In late June, Carlson said a government whistleblower told him he was being spied on. The whistleblower reportedly “revealed details of a story they had been working on that could have only been known through texts and emails,” Breitbart News previously reported. The NSA responded to Carlson saying he was not a target, but they did not deny intercepting his electronic communications.
For those who do believe the government keeps tabs on journalists, 61 percent do not trust the government’s judgement in such surveillance on U.S. citizens.
A majority of voters on both sides of the political aisle tend to agree that government spying is at least somewhat likely, including 66 percent of Republicans, 52 percent of Democrats, and 57 percent of unaffiliated voters. However, the rate of Republicans who believe spying is very likely trumps that of Democrats at 44 percent compared to 25 percent.
Young people are more apt to believe the government is surveilling domestic opposition, with 72 percent of voters under 40 saying it is somewhat likely. Fifty-six percent of people 40-64 years old and 46 percent of voters 65 and older think spying is possible.
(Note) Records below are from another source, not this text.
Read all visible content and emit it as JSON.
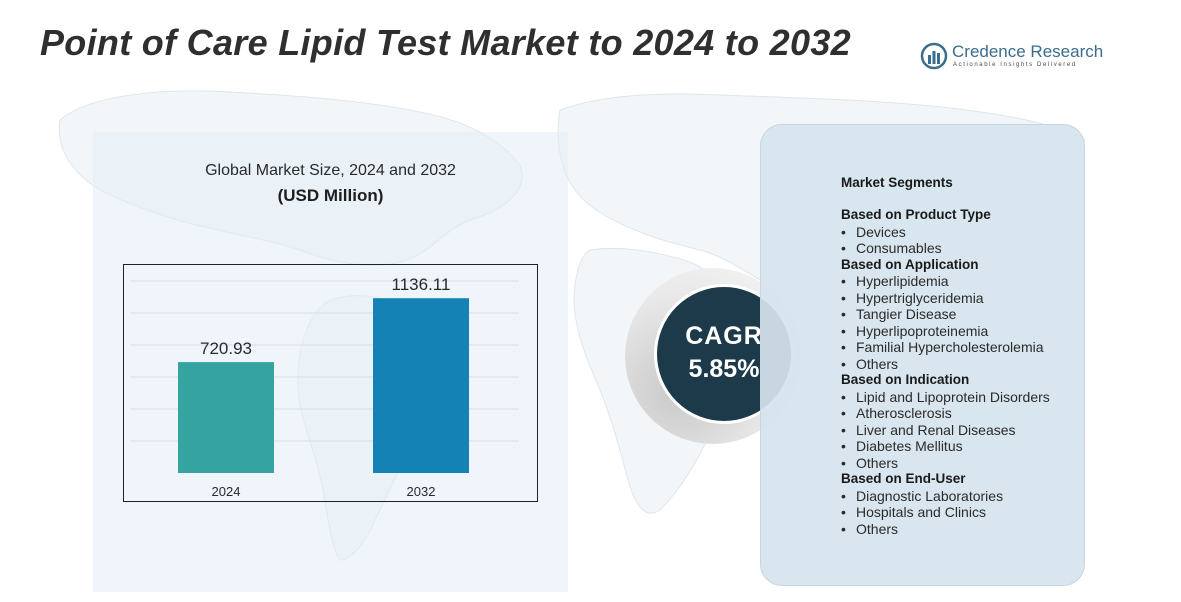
{
  "title": "Point of Care Lipid Test Market to 2024 to 2032",
  "logo": {
    "name": "Credence Research",
    "tagline": "Actionable Insights Delivered"
  },
  "chart_data": {
    "type": "bar",
    "title": "Global Market Size, 2024 and 2032",
    "unit": "(USD Million)",
    "categories": [
      "2024",
      "2032"
    ],
    "values": [
      720.93,
      1136.11
    ],
    "value_labels": [
      "720.93",
      "1136.11"
    ],
    "colors": [
      "#35a4a0",
      "#1582b5"
    ],
    "ylim": [
      0,
      1300
    ],
    "grid": true,
    "xlabel": "",
    "ylabel": ""
  },
  "cagr": {
    "label": "CAGR",
    "value": "5.85%"
  },
  "segments": {
    "heading": "Market Segments",
    "groups": [
      {
        "title": "Based on Product Type",
        "items": [
          "Devices",
          "Consumables"
        ]
      },
      {
        "title": "Based on Application",
        "items": [
          "Hyperlipidemia",
          "Hypertriglyceridemia",
          "Tangier Disease",
          "Hyperlipoproteinemia",
          "Familial Hypercholesterolemia",
          "Others"
        ]
      },
      {
        "title": "Based on Indication",
        "items": [
          "Lipid and Lipoprotein Disorders",
          "Atherosclerosis",
          "Liver and Renal Diseases",
          "Diabetes Mellitus",
          "Others"
        ]
      },
      {
        "title": "Based on End-User",
        "items": [
          "Diagnostic Laboratories",
          "Hospitals and Clinics",
          "Others"
        ]
      }
    ]
  }
}
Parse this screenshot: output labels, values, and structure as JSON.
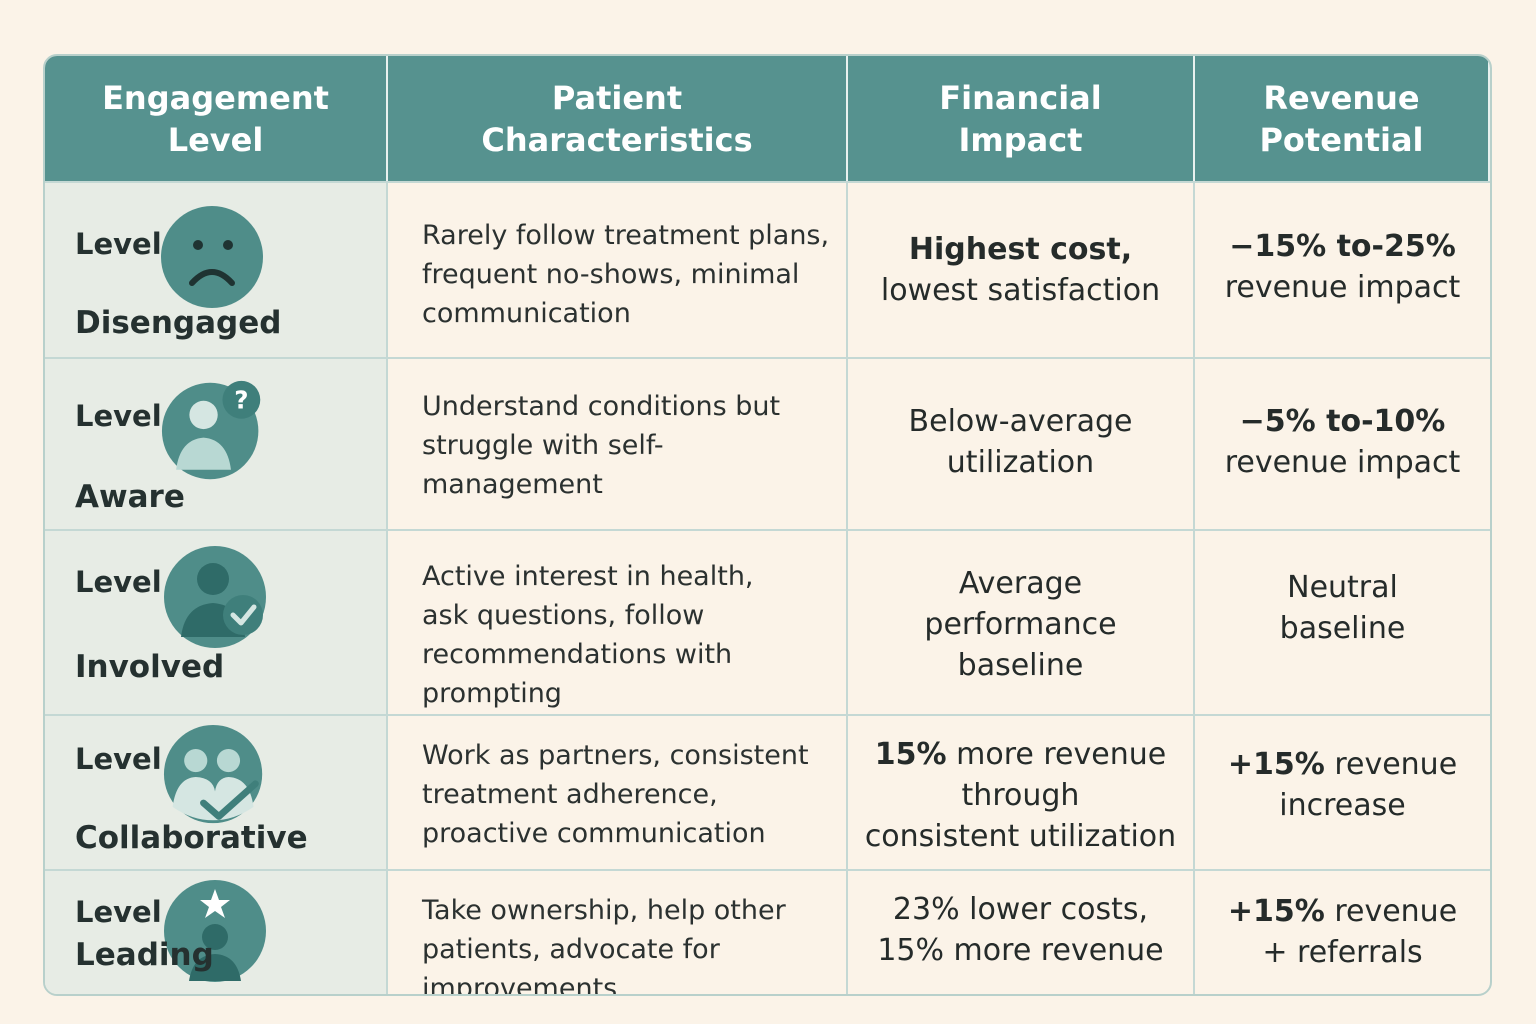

The NSA’s spying campaigns have been the subject of much controversy for nearly a decade.
In 2013, former NSA contractor Edward Snowden released thousands of documents revealing how the NSA secretly collected millions of Americans’ telephone records. In 2020, the U.S. Court of Appeals for the Ninth Circuit ruled the NSA’s actions violated the Foreign Intelligence Surveillance Act and may well have been unconstitutional, Reuters reported.
“The Biden administration is working with the Senate and House intelligence committees to make amendments to an executive order from the 1980s — it’s called 12333 — to permit the NSA and the CIA to target U.S. citizens as domestic terror threats,” Gorka said. “What they’re doing on Capitol Hill, right now, in closed session, they’re trying to expand — legally — the warrantless surveillance of U.S. citizens by the NSA and the CIA to target Trump supporters as a made-up threat to America.”
According to the poll, those who strongly support Biden are less likely to think the federal government is spying on Americans, with 39 percent saying it is somewhat possible. Out of voters who disapprove of Biden, 75 percent think the government is spying on journalists.
When Biden was first elected, 70 percent of voters were worried about the government spying on American citizens and 40 percent expected domestic government spying to increase under his administration, another poll found.
The survey of 1,000 U.S. likely voters was conducted June 30-July 1, 2021. The margin of sampling error is +/- 3 percentage points with a 95 percent level of confidence.